La Fédération protestante de France (FPF) a transmis lundi soir aux autorités du judaïsme français une « déclaration fraternelle » inédite, qui célèbre leur attachement mutuel à la République, en « point d’orgue » aux célébrations des 500 ans de la Réforme.

« Jamais auparavant un tel texte n’avait été rédigé, présenté en amont au judaïsme, afin qu’il puisse être en mesure de l’accueillir et d’y apporter sa réponse », a souligné la FPF, principal organe représentatif des quelque 2 millions de protestants français.

Cette déclaration, présentée lundi soir à la Maison du protestantisme à Paris et intitulée « Cette mémoire qui engage », n’élude pas les blessures du passé, dont celles remontant à la Réforme initiée par le moine antisémite Martin Luther à l’automne 1517.
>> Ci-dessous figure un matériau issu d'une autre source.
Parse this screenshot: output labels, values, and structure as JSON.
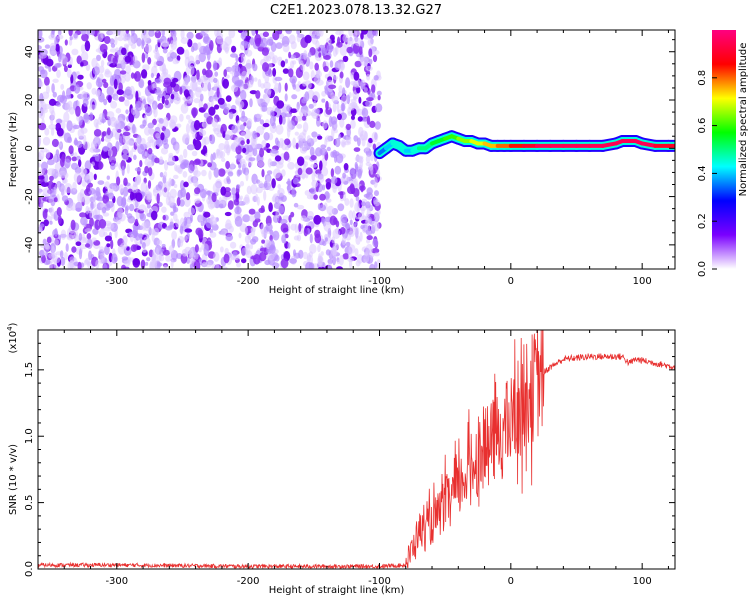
{
  "title": "C2E1.2023.078.13.32.G27",
  "chart_data": [
    {
      "type": "heatmap",
      "xlabel": "Height of straight line (km)",
      "ylabel": "Frequency (Hz)",
      "xlim": [
        -360,
        125
      ],
      "ylim": [
        -50,
        49
      ],
      "x_ticks": [
        -300,
        -200,
        -100,
        0,
        100
      ],
      "x_tick_labels": [
        "-300",
        "-200",
        "-100",
        "0",
        "100"
      ],
      "y_ticks": [
        -40,
        -20,
        0,
        20,
        40
      ],
      "y_tick_labels": [
        "-40",
        "-20",
        "0",
        "20",
        "40"
      ],
      "noise_region_x": [
        -360,
        -100
      ],
      "signal_track": {
        "x": [
          -100,
          -95,
          -90,
          -85,
          -80,
          -75,
          -70,
          -65,
          -60,
          -55,
          -50,
          -45,
          -40,
          -35,
          -30,
          -25,
          -20,
          -15,
          -10,
          -5,
          0,
          10,
          20,
          30,
          40,
          50,
          60,
          70,
          80,
          85,
          90,
          95,
          100,
          110,
          120,
          125
        ],
        "y": [
          -2,
          0,
          2,
          1,
          -1,
          -1,
          0,
          0,
          2,
          3,
          4,
          5,
          4,
          3,
          3,
          2,
          2,
          1,
          1,
          1,
          1,
          1,
          1,
          1,
          1,
          1,
          1,
          1,
          2,
          3,
          3,
          3,
          2,
          1,
          1,
          1
        ],
        "amplitude": [
          0.35,
          0.4,
          0.45,
          0.45,
          0.4,
          0.45,
          0.5,
          0.5,
          0.55,
          0.55,
          0.6,
          0.6,
          0.65,
          0.65,
          0.7,
          0.7,
          0.75,
          0.75,
          0.8,
          0.8,
          0.85,
          0.9,
          0.95,
          0.95,
          0.95,
          0.95,
          0.95,
          0.95,
          0.95,
          0.95,
          0.95,
          0.95,
          0.95,
          0.9,
          0.9,
          0.9
        ]
      },
      "colorbar": {
        "label": "Normalized spectral amplitude",
        "range": [
          0,
          1
        ],
        "ticks": [
          0.0,
          0.2,
          0.4,
          0.6,
          0.8
        ],
        "tick_labels": [
          "0.0",
          "0.2",
          "0.4",
          "0.6",
          "0.8"
        ],
        "colors": [
          "#ffffff",
          "#7a00ff",
          "#0000ff",
          "#00ffff",
          "#00ff00",
          "#ffff00",
          "#ff0000",
          "#ff0080"
        ]
      }
    },
    {
      "type": "line",
      "xlabel": "Height of straight line (km)",
      "ylabel": "SNR (10 * v/v)",
      "y_multiplier_label": "(x10",
      "y_multiplier_exp": "4",
      "y_multiplier_close": ")",
      "xlim": [
        -360,
        125
      ],
      "ylim": [
        0,
        1.8
      ],
      "x_ticks": [
        -300,
        -200,
        -100,
        0,
        100
      ],
      "x_tick_labels": [
        "-300",
        "-200",
        "-100",
        "0",
        "100"
      ],
      "y_ticks": [
        0.0,
        0.5,
        1.0,
        1.5
      ],
      "y_tick_labels": [
        "0.0",
        "0.5",
        "1.0",
        "1.5"
      ],
      "color": "#e8302f",
      "x": [
        -360,
        -300,
        -200,
        -100,
        -80,
        -75,
        -70,
        -65,
        -60,
        -55,
        -50,
        -45,
        -40,
        -35,
        -30,
        -25,
        -20,
        -15,
        -10,
        -5,
        0,
        5,
        10,
        15,
        20,
        25,
        30,
        35,
        40,
        50,
        60,
        70,
        80,
        85,
        90,
        95,
        100,
        110,
        120,
        125
      ],
      "y": [
        0.03,
        0.03,
        0.02,
        0.02,
        0.03,
        0.15,
        0.3,
        0.28,
        0.35,
        0.4,
        0.5,
        0.55,
        0.6,
        0.7,
        0.78,
        0.85,
        0.9,
        0.95,
        1.0,
        1.05,
        1.1,
        1.2,
        1.3,
        1.35,
        1.4,
        1.48,
        1.52,
        1.55,
        1.58,
        1.59,
        1.6,
        1.6,
        1.6,
        1.6,
        1.55,
        1.58,
        1.57,
        1.55,
        1.53,
        1.52
      ]
    }
  ]
}
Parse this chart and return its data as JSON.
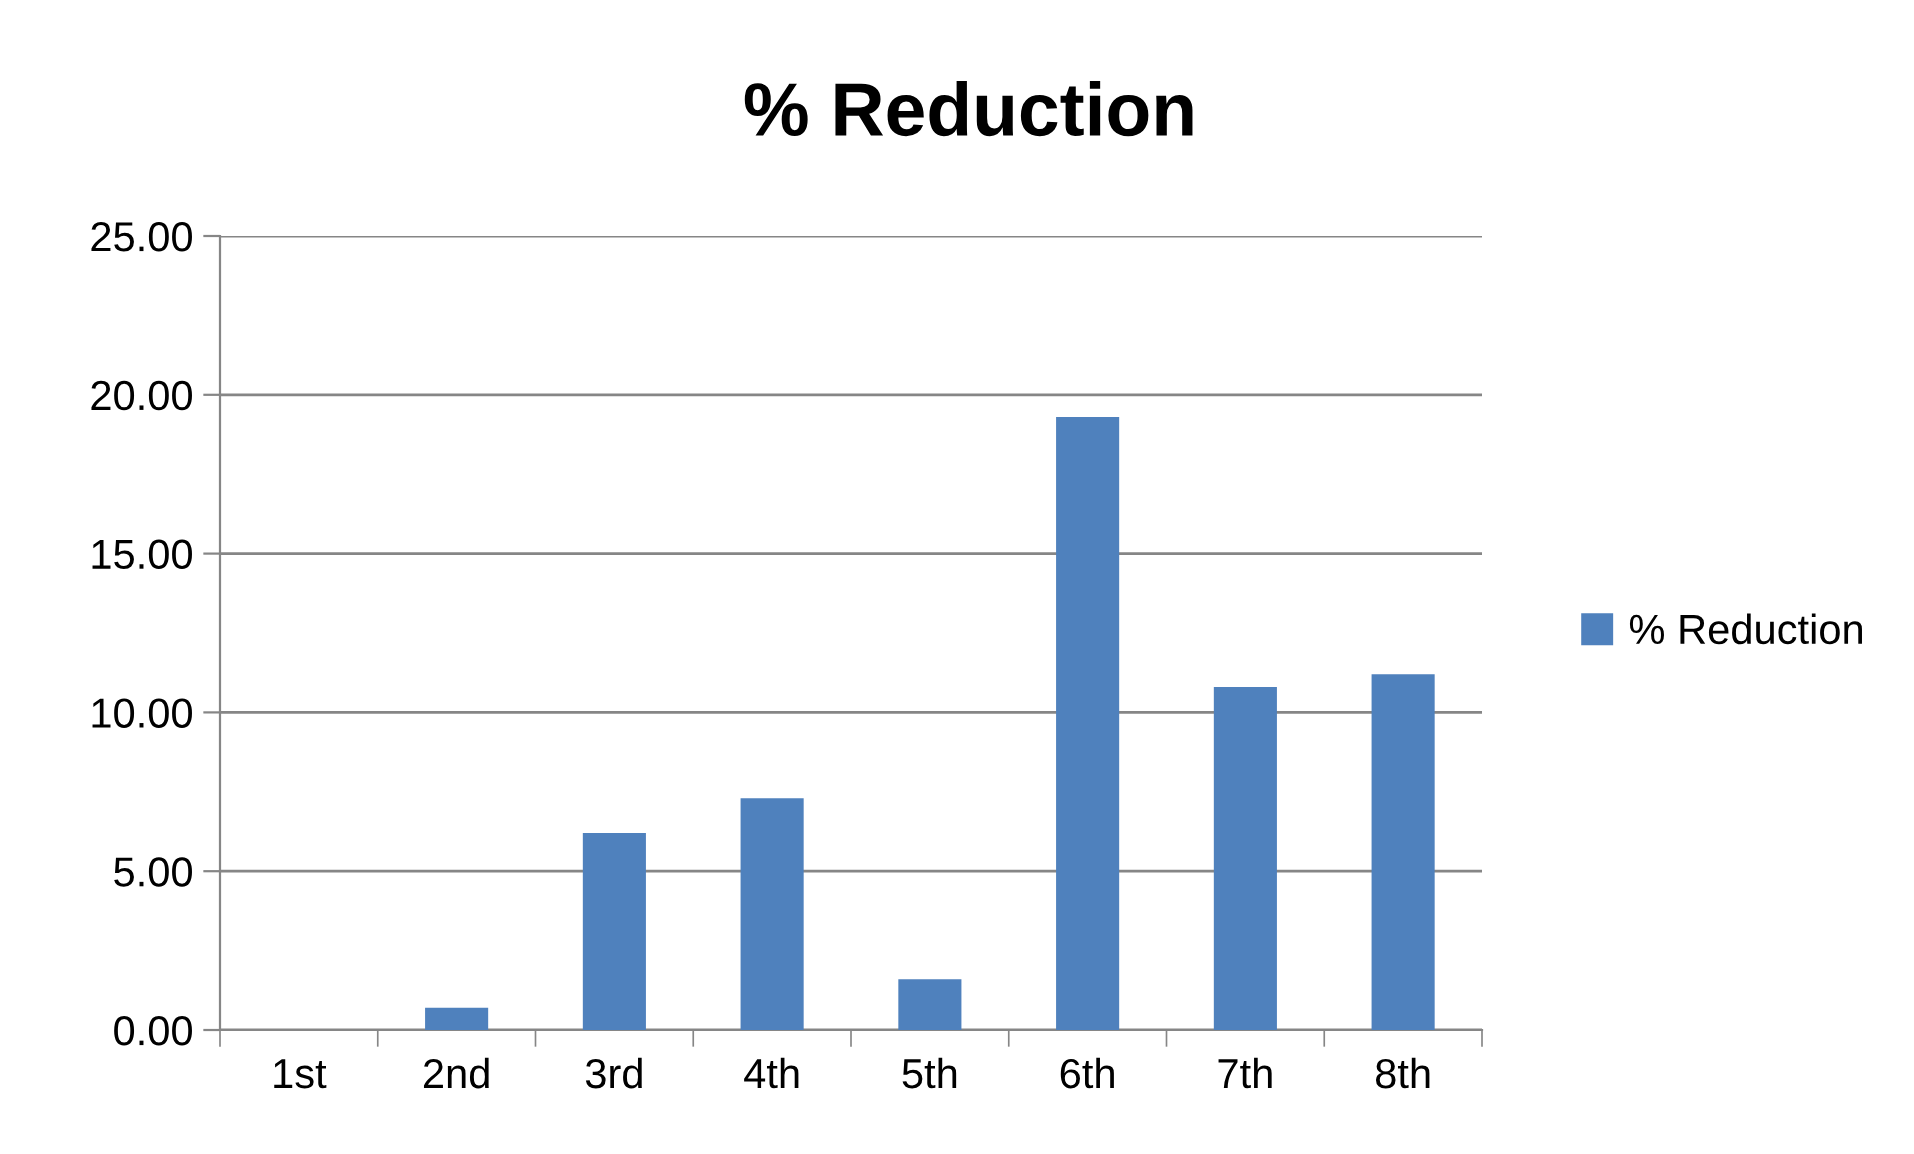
{
  "chart_data": {
    "type": "bar",
    "title": "% Reduction",
    "categories": [
      "1st",
      "2nd",
      "3rd",
      "4th",
      "5th",
      "6th",
      "7th",
      "8th"
    ],
    "series": [
      {
        "name": "% Reduction",
        "color": "#4f81bd",
        "values": [
          0,
          0.7,
          6.2,
          7.3,
          1.6,
          19.3,
          10.8,
          11.2
        ]
      }
    ],
    "ylim": [
      0,
      25
    ],
    "yticks": [
      {
        "value": 0,
        "label": "0.00"
      },
      {
        "value": 5,
        "label": "5.00"
      },
      {
        "value": 10,
        "label": "10.00"
      },
      {
        "value": 15,
        "label": "15.00"
      },
      {
        "value": 20,
        "label": "20.00"
      },
      {
        "value": 25,
        "label": "25.00"
      }
    ],
    "grid": "y",
    "legend": "right"
  }
}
« A de rares exceptions près, les réformateurs ont reproduit la pensée anti-juive séculaire qui s’enracinait dans une certaine lecture du Nouveau Testament. Ils n’ont pas su s’extraire de l’opposition à Israël dans laquelle l’Église s’était installée », reconnaît le texte.

La FPF « rejette » les propos violemment anti-juifs consignés par Luther dans des écrits de 1542-1543 et « continue à dénoncer avec la plus grande fermeté l’exploitation qui a pu en être faite ».

La déclaration note a contrario de forts points de convergence entre les deux confessions, notamment le fait que « le judaïsme et le protestantisme ont chacun une riche tradition interprétative des Écritures ».

En outre, « la situation sociologique de religion minoritaire » des protestants et « la mémoire de leur propre persécution » par les forces catholiques au 16e siècle ont renforcé leur « identification » au destin juif.

La déclaration souligne une « culture républicaine » commune : « Dès son origine, les communautés juives et protestantes ont défendu le principe de laïcité comme garant de la liberté de conscience et de la liberté religieuse ».

Haïm Korsia, grand rabbin de France. (Crédit : Fred Dufour/AFP)

« La déclaration fraternelle que nous avons souhaité adresser au judaïsme français veut être un signe irréfragable de la confiance que Dieu nous offre aux uns et aux autres », a déclaré le président de la FPF, le pasteur François Clavairoly, selon le texte transmis à la presse.

« Je veux souligner la spécificité des relations judéo-protestantes dans le spectre plus large des relations judéo-chrétiennes », a dit pour sa part le grand rabbin de France, Haïm Korsia.

« Le partage du Livre est commun à toutes les religions abrahamiques, mais la capacité d’interprétation de ce texte sacré rapproche plus encore les juifs et les protestants », a ajouté le chef spirituel de la première communauté juive d’Europe, forte d’un demi-million de membres.